New Avengers #51New Avengers #51
From: Marvel Comics
Written by: Brian Bendis
Art by: Billy Tan and Chris Bachalo
As the dust settles from the events of last issue Brian Bendis takes a decidedly different route on his latest arc in New Avengers, and just in the nick of time. Don’t get me wrong I have been thoroughly enjoying what Bendis has been doing with this particular set of Avengers, but due to the nature of events like Secret Invasion and Civil War it has been a while since the New Avengers have actually taken on a mission of the superhero variety and while the main plotline is a set-up for Doctor Strange’s story, the real moment of this issue is a stunning revelation that may seem familiar but works perfectly in the parameters of what Bendis is trying to establish within this group of Avengers, trust someone.
Picking up on threads left over from a multitude of events Bendis jumps immediately into the story which mainly focuses on Dr. Strange’s search for the new Sorcerer Supreme. As most readers will remember not only was Dr. Strange ineffective against the Scarlet Witch when she disassembled the Avengers but he was also forced to release a mystic demon, Zom, when the Hulk declared world war. Throw in the fact that he all but disappeared during a secret invasion and it becomes understandable why the good doctor has lost his mojo as well as his mantle as Earth’s Sorcerer Supreme. Using his trademark exposition Bendis does a good job of not only reminding the reader of the Doctor’s current shortcomings but also his feeling of doom as to who may in fact be the current Sorcerer Supreme. Meanwhile the Avengers begin to form a bond but there is one problem with their team, secret identities.
Bendis is smart to utilize the doubt and fear brought about by Civil War and Secret Invasion to address the elephant in the room that is Spider-Man’s secret identity as it adds a nice layer of intrigue to the moment of “will he” or “won’t he”. By using a little logic and a lot of balls Bendis gives the Avengers and readers the answer in one startling panel that was completely unexpected but made perfect sense in the context of the story. I have to admit I forgot how long it has been since the New Avengers have been on a real mission and seeing them finally moving forward not only as individuals but as a team was a nice surprise.
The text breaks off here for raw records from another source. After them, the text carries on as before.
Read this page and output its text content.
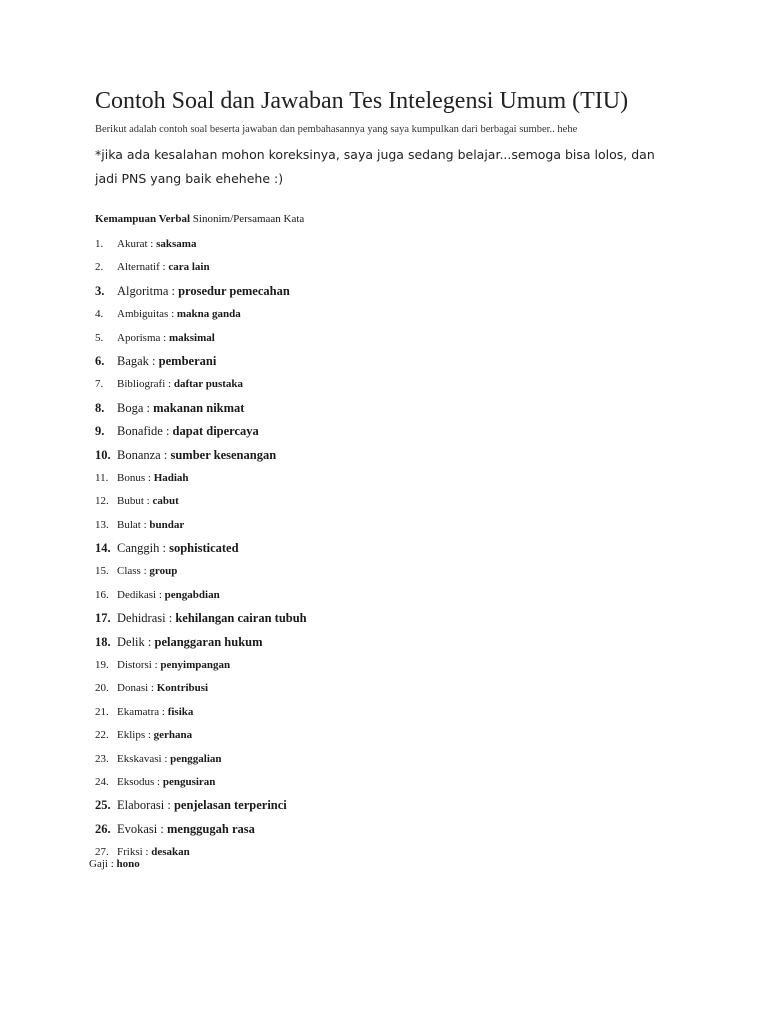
Contoh Soal dan Jawaban Tes Intelegensi Umum (TIU)
Berikut adalah contoh soal beserta jawaban dan pembahasannya yang saya kumpulkan dari berbagai sumber.. hehe
*jika ada kesalahan mohon koreksinya, saya juga sedang belajar...semoga bisa lolos, dan jadi PNS yang baik ehehehe :)
Kemampuan Verbal Sinonim/Persamaan Kata
1. Akurat : saksama
2. Alternatif : cara lain
3. Algoritma : prosedur pemecahan
4. Ambiguitas : makna ganda
5. Aporisma : maksimal
6. Bagak : pemberani
7. Bibliografi : daftar pustaka
8. Boga : makanan nikmat
9. Bonafide : dapat dipercaya
10. Bonanza : sumber kesenangan
11. Bonus : Hadiah
12. Bubut : cabut
13. Bulat : bundar
14. Canggih : sophisticated
15. Class : group
16. Dedikasi : pengabdian
17. Dehidrasi : kehilangan cairan tubuh
18. Delik : pelanggaran hukum
19. Distorsi : penyimpangan
20. Donasi : Kontribusi
21. Ekamatra : fisika
22. Eklips : gerhana
23. Ekskavasi : penggalian
24. Eksodus : pengusiran
25. Elaborasi : penjelasan terperinci
26. Evokasi : menggugah rasa
27. Friksi : desakan
Gaji : hono
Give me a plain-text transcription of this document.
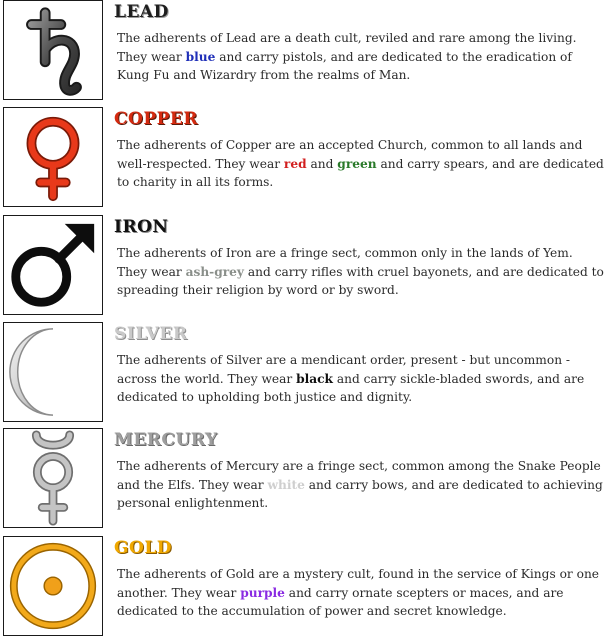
LEAD

The adherents of Lead are a death cult, reviled and rare among the living. They wear blue and carry pistols, and are dedicated to the eradication of Kung Fu and Wizardry from the realms of Man.

COPPER

The adherents of Copper are an accepted Church, common to all lands and well-respected. They wear red and green and carry spears, and are dedicated to charity in all its forms.

IRON

The adherents of Iron are a fringe sect, common only in the lands of Yem. They wear ash-grey and carry rifles with cruel bayonets, and are dedicated to spreading their religion by word or by sword.

SILVER

The adherents of Silver are a mendicant order, present - but uncommon - across the world. They wear black and carry sickle-bladed swords, and are dedicated to upholding both justice and dignity.

MERCURY

The adherents of Mercury are a fringe sect, common among the Snake People and the Elfs. They wear white and carry bows, and are dedicated to achieving personal enlightenment.

GOLD

The adherents of Gold are a mystery cult, found in the service of Kings or one another. They wear purple and carry ornate scepters or maces, and are dedicated to the accumulation of power and secret knowledge.
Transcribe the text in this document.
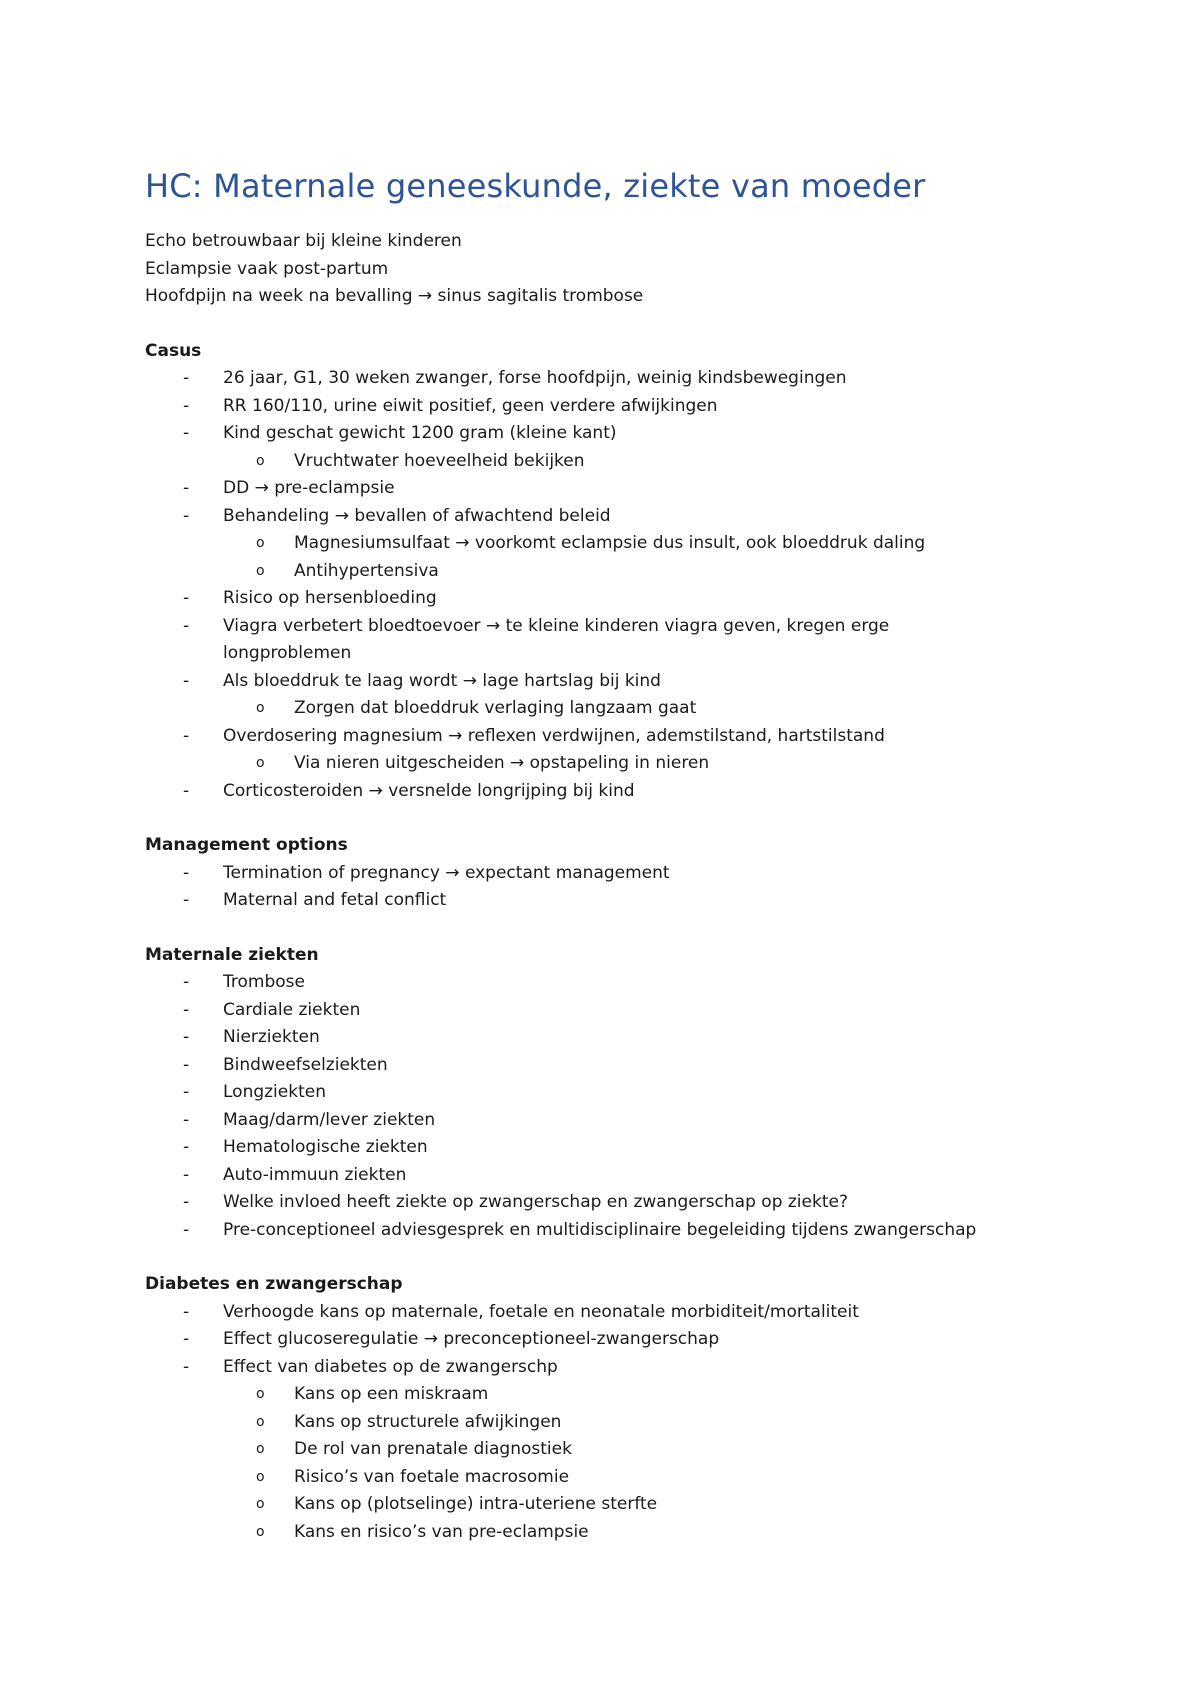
HC: Maternale geneeskunde, ziekte van moeder
Echo betrouwbaar bij kleine kinderen
Eclampsie vaak post-partum
Hoofdpijn na week na bevalling → sinus sagitalis trombose
Casus
-	26 jaar, G1, 30 weken zwanger, forse hoofdpijn, weinig kindsbewegingen
-	RR 160/110, urine eiwit positief, geen verdere afwijkingen
-	Kind geschat gewicht 1200 gram (kleine kant)
o	Vruchtwater hoeveelheid bekijken
-	DD → pre-eclampsie
-	Behandeling → bevallen of afwachtend beleid
o	Magnesiumsulfaat → voorkomt eclampsie dus insult, ook bloeddruk daling
o	Antihypertensiva
-	Risico op hersenbloeding
-	Viagra verbetert bloedtoevoer → te kleine kinderen viagra geven, kregen erge longproblemen
-	Als bloeddruk te laag wordt → lage hartslag bij kind
o	Zorgen dat bloeddruk verlaging langzaam gaat
-	Overdosering magnesium → reflexen verdwijnen, ademstilstand, hartstilstand
o	Via nieren uitgescheiden → opstapeling in nieren
-	Corticosteroiden → versnelde longrijping bij kind
Management options
-	Termination of pregnancy → expectant management
-	Maternal and fetal conflict
Maternale ziekten
-	Trombose
-	Cardiale ziekten
-	Nierziekten
-	Bindweefselziekten
-	Longziekten
-	Maag/darm/lever ziekten
-	Hematologische ziekten
-	Auto-immuun ziekten
-	Welke invloed heeft ziekte op zwangerschap en zwangerschap op ziekte?
-	Pre-conceptioneel adviesgesprek en multidisciplinaire begeleiding tijdens zwangerschap
Diabetes en zwangerschap
-	Verhoogde kans op maternale, foetale en neonatale morbiditeit/mortaliteit
-	Effect glucoseregulatie → preconceptioneel-zwangerschap
-	Effect van diabetes op de zwangerschp
o	Kans op een miskraam
o	Kans op structurele afwijkingen
o	De rol van prenatale diagnostiek
o	Risico’s van foetale macrosomie
o	Kans op (plotselinge) intra-uteriene sterfte
o	Kans en risico’s van pre-eclampsie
I’m sure there will be some readers who will be completely unaffected by the moment, but for me it really shows how far the New Avengers have grown as a team and the respect they have for each other. Not only that it allows Bendis some time to flex his writing muscles by basically recreating a scene that took place during Civil War with even better comedic effect thanks to a little deja-vu. With the New Avengers finally a team and their leadership in place the Avengers newest missions falls quite literally into their laps, but at least it does come in the form of one of their own.
Billy Tan and Chris Bachalo handle the art chores with varying degrees of success. On the team art, Tan continues to have some problems with anatomy and has a tendency to make Ronin/Clint look almost Hulk-like in the upper body. Shortcoming aside Tan is really becoming a master of emotive expression. The conversation between the Avengers works well mainly due to Tan’s growing skills in portraying emotion and his Bagley-inspired layouts allow his art to really stand out and help to sell the story. Not only do Tan’s layout make the conversation feel natural as the scenes flow together in a believable manner which really helps to ground the story.
Chris Bachalo handles the art chores on the mystical aspects of this issue and does a solid job of capturing the mystic aspects of his scenes. The main problem I have with Bachalo’s art is the complete lack of expression. His Doctor Strange comes across as bored and uninterested as does his companion from the Young Avengers, Billy “Wiccan” Kaplan. This proves to be a minor problem as the majority of Bachalo’s pages are one long conversation and the lack of any emotion distracted from the overall seriousness of Dr. Strange’s conversation. Yet that is all but forgotten when one goes back and looks at the imaginative way in which he renders one of Strange’s oldest adversaries the Dreaded Dormammu.
After the multitude of events that basically had them spinning in place and never really forming a workable team dynamic it’s nice to see Bendis address the issue. I especially enjoy how this issue really is a natural story extension of events that have taken place in the Marvel Universe over the last few years as it adds another layer of cohesion to the story and anchors it firmly into established continuity. Plus Doctor Strange is back, who doesn’t want that?